A mí todo esto me trajo una enorme nostalgia de la Expo'92.








Aotearoa es, definitivamente, una territorio verde en el más estricto sentido de la palabra. Y también es una de las naciones con menor densidad de población, con 268.680 kilómetros cuadrados de extensión (el tamaño aproximado de Italia o Japón) y una media de apenas quince habitantes por kilómetro cuadrado. Por situar la cosa en su justa medida: España tiene una densidad poblacional de algo más de 93 habitantes por kilómetros cuadrados, mientras que en Italia la cifra crece hasta los 200 y en Japón se dispara hasta los 335.
No debo pintarrajear las paredes...
No debo pintarrajear las paredes...
No debo pintarrajear las paredes...

Almacén de teatro y tienda de antigüedades. Oamaru



Nunca entendí por qué en algunas agencias de viajes ofrecen como estancia hoteles con una variedad tal de instalaciones que parecen diseñados para que el viajero nunca salga de ellos. Lo cual es, a todas luces, un contrasentido habida cuenta que uno viaja para vivir ciudades, experimentar la calle o dejarse llevar ante la contemplación de un paisaje ajeno a todo cuanto había visto antes. Circunstancias que difícilmente va uno a culminar en el interior de una de esas instalacionres.
Claro que también hay hoteles que parecen estudiados para todo lo contrario, es decir, para que el viajero pase el menor tiempo posible en ellos. El Leviatán, en Dunedin, es uno de ellos. Miedo no, lo siguiente, es lo que uno experimenta al regresar de madrugada a su habitación con el silencio acuchillando el aire y la moqueta del pasillo crujiendo bajo tus pies.

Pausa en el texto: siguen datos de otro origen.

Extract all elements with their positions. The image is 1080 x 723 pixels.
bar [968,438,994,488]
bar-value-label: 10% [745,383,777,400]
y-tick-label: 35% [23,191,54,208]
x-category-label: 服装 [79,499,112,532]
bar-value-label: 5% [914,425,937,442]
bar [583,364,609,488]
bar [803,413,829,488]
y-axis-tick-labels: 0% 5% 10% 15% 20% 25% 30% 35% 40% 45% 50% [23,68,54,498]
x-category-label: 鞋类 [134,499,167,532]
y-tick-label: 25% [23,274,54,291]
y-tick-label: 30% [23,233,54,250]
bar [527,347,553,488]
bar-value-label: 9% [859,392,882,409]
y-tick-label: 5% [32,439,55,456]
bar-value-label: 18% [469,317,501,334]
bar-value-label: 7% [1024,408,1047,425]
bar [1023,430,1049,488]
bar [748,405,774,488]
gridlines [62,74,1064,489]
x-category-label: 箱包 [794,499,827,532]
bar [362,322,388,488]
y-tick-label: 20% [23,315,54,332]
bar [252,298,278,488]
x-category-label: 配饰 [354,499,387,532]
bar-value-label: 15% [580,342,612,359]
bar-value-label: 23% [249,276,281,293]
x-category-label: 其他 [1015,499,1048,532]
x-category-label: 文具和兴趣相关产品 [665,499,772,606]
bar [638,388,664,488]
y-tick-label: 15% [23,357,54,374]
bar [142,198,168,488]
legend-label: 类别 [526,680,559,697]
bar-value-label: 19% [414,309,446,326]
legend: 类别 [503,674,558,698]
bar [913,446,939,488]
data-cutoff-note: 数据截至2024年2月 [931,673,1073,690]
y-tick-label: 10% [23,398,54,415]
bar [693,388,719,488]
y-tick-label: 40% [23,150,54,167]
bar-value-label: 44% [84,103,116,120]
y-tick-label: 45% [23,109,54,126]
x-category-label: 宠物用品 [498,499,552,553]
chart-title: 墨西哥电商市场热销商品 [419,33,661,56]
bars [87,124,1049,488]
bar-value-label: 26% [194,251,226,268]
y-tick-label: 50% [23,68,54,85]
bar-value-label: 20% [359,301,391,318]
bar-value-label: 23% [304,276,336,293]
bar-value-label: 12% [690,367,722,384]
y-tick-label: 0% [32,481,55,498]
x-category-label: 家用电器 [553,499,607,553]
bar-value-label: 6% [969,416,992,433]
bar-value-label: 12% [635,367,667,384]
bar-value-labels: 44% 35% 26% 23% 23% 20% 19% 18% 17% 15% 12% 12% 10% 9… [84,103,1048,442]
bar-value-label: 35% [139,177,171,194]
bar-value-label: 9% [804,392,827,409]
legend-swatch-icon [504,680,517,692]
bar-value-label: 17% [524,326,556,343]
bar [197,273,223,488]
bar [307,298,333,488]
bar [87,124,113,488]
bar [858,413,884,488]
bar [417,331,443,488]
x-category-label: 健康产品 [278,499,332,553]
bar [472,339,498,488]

"Tú con tu poder, dividiste el mar y aplastaste las cabezas de monstruos marinos
Rompiste las cabezas de Leviatán y lo diste por comida a las tortugas de mar".
Salmo 74. 13-14
'Piedring' en el lago Wakatipu. Queenstown

Cualquier tiempo pasado ¿fue mejor?

Cosecha del 57. Paseo central de Oamaru.


Émulo de Bob Dylan en el mercado dominical de Dunedin


Parque geotermal Te Puia de Rotorua. La guarida del demonio o de cómo la peste a azufre puede llegar a inutilizar tu pituitaria durante toda una mañana. Sus charcas de lodo inspiraron las ciénagas que habitaba Gollum-Sméagol. Es, además, tierra sagrada para los maoríes.

El hábito sí hace al monje. Es lo que cree el amigo Trevor, dueño de The Court Theatre Costume, una deliciosa tienda de alquiler de trajes para representaciones teatrales, ambientación de películas o simples fiestas de disfraces. El local, en el Arts Centre de Christchurch, es un pequeño laberinto de escaleras y habitaciones donde no cabe ni una sola peluca más. Lo mismo sales de allí travestido de María Antonieta que de alabardero prusiano.
Y para demostrarlo, su dueño cada día atiende al público vestido a la usanza de una década diferente. Lo pillé vestido de bufón de la corte. De esos hay en todas las épocas.